Il est constant qu’à la différence de la maladie professionnelle, processus à évolution lente, l’accident du travail implique nécessairement une lésion apparue soudainement, qui ne doit pas être le résultat d’une dégradation progressive de l’état de santé du salarié, et que lorsque la lésion est d’ordre psychique ou psychologique, elle doit résulter d’une brusque altération des facultés mentales du salarié en relation avec un évènement soudain et qu’à défaut de preuve, la victime doit établir l’existence de présomptions graves, précises et concordantes, permettant de relier la lésion au travail (Cour d’appel, Bordeaux, Chambre sociale, section B, 17 Octobre 2024 – n° 23/00077).
Il est constant aussi que pour qu’un accident du travail soit caractérisé, il convient que le salarié ait « instantanément » développé un état de choc émotionnel et qu’en cas d’absence de témoin, un faisceau d’indices résultant de présomptions graves, précises et concordantes permet d’établir la preuve de l’ accident, mais que la présomption d’imputabilité peut être renversée si la Caisse ou l’employeur apporte la preuve que le travail n’a eu aucune incidence sur la survenue de l’ accident (Cour d’appel, Orléans, Chambre de la sécurité sociale, 30 Janvier 2024 – n° 22/02749 ; Cour d’appel, Bordeaux, Chambre sociale, section B, 17 Octobre 2024 – n° 23/00077).

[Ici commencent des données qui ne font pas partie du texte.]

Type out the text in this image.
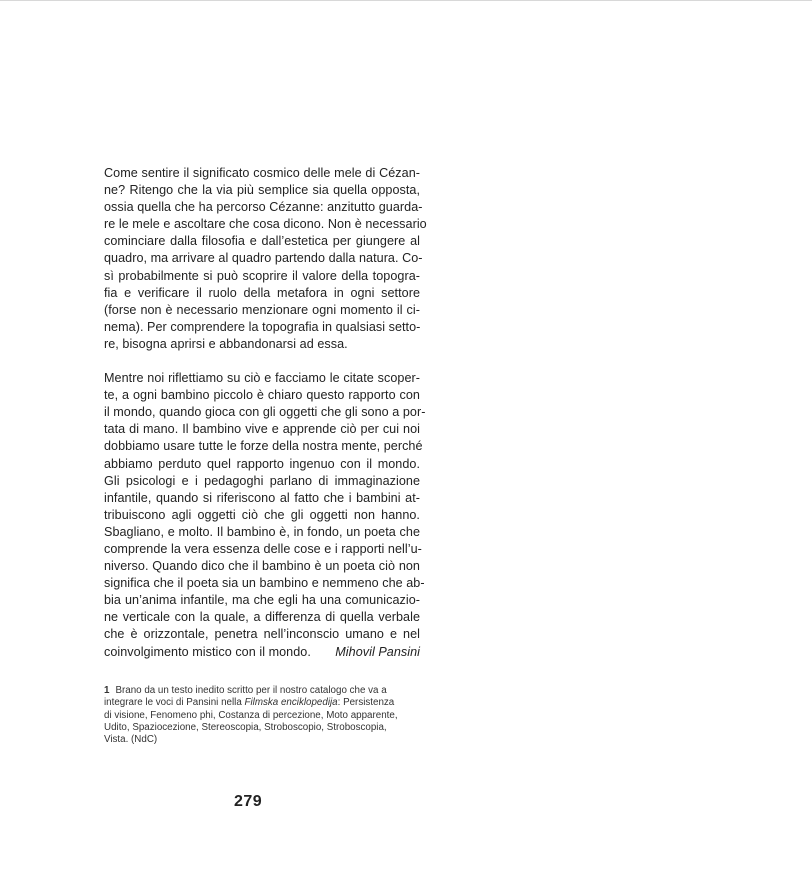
Come sentire il significato cosmico delle mele di Cézan-
ne? Ritengo che la via più semplice sia quella opposta,
ossia quella che ha percorso Cézanne: anzitutto guarda-
re le mele e ascoltare che cosa dicono. Non è necessario
cominciare dalla filosofia e dall’estetica per giungere al
quadro, ma arrivare al quadro partendo dalla natura. Co-
sì probabilmente si può scoprire il valore della topogra-
fia e verificare il ruolo della metafora in ogni settore
(forse non è necessario menzionare ogni momento il ci-
nema). Per comprendere la topografia in qualsiasi setto-
re, bisogna aprirsi e abbandonarsi ad essa.

Mentre noi riflettiamo su ciò e facciamo le citate scoper-
te, a ogni bambino piccolo è chiaro questo rapporto con
il mondo, quando gioca con gli oggetti che gli sono a por-
tata di mano. Il bambino vive e apprende ciò per cui noi
dobbiamo usare tutte le forze della nostra mente, perché
abbiamo perduto quel rapporto ingenuo con il mondo.
Gli psicologi e i pedagoghi parlano di immaginazione
infantile, quando si riferiscono al fatto che i bambini at-
tribuiscono agli oggetti ciò che gli oggetti non hanno.
Sbagliano, e molto. Il bambino è, in fondo, un poeta che
comprende la vera essenza delle cose e i rapporti nell’u-
niverso. Quando dico che il bambino è un poeta ciò non
significa che il poeta sia un bambino e nemmeno che ab-
bia un’anima infantile, ma che egli ha una comunicazio-
ne verticale con la quale, a differenza di quella verbale
che è orizzontale, penetra nell’inconscio umano e nel
coinvolgimento mistico con il mondo. Mihovil Pansini

1 Brano da un testo inedito scritto per il nostro catalogo che va a
integrare le voci di Pansini nella Filmska enciklopedija: Persistenza
di visione, Fenomeno phi, Costanza di percezione, Moto apparente,
Udito, Spaziocezione, Stereoscopia, Stroboscopio, Stroboscopia,
Vista. (NdC)
279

Les seules affirmations du salarié ne sont pas suffisantes si elles ne sont pas corroborées par des éléments objectifs (Cour d’appel, Poitiers, Chambre sociale, 2 Juin 2022 – n° 19/02561).
Monsieur [I] ne rapporte pas la preuve qui lui incombe, d’une part, de l’existence d’un événement soudain survenu au temps et au lieu du travail, et, d’autre part, de la constatation médicale d’une lésion dans un temps proche.
En considération de tous ces éléments, il convient de rejeter son recours.
Sur les demandes accessoires
L’article 696 du Code de procédure civile dispose que la partie perdante est condamnée aux dépens, à moins que le juge, par décision motivée, n’en mette la totalité ou une fraction à la charge d’une autre partie.
En l’espèce et en application de ce texte, les dépens seront mis à la charge de Monsieur [W] [I].
L’équité ne commande pas que soit prononcée une condamnation sur le fondement de l’article 700 du Code de procédure civile.
PAR CES MOTIFS
La Présidente du pôle social du Tribunal judiciaire, statuant publiquement, seule, en l’absence d’un assesseur empêché, avec l’accord des parties, en application de l’article L218-1 du Code de l’organisation judiciaire, par décision contradictoire rendue en premier ressort, mise à disposition au greffe,
DEBOUTE Monsieur [W] [I] de son recours formé à l’encontre de la décision de la Commission de recours amiable du 18 mars 2024 ;
CONFIRME la position de la Caisse Primaire d’Assurance Maladie de la MANCHE ;
CONDAMNE Monsieur [W] [I] aux dépens.
Ainsi jugé, mis à disposition au greffe, et signé par la présidente et la greffière.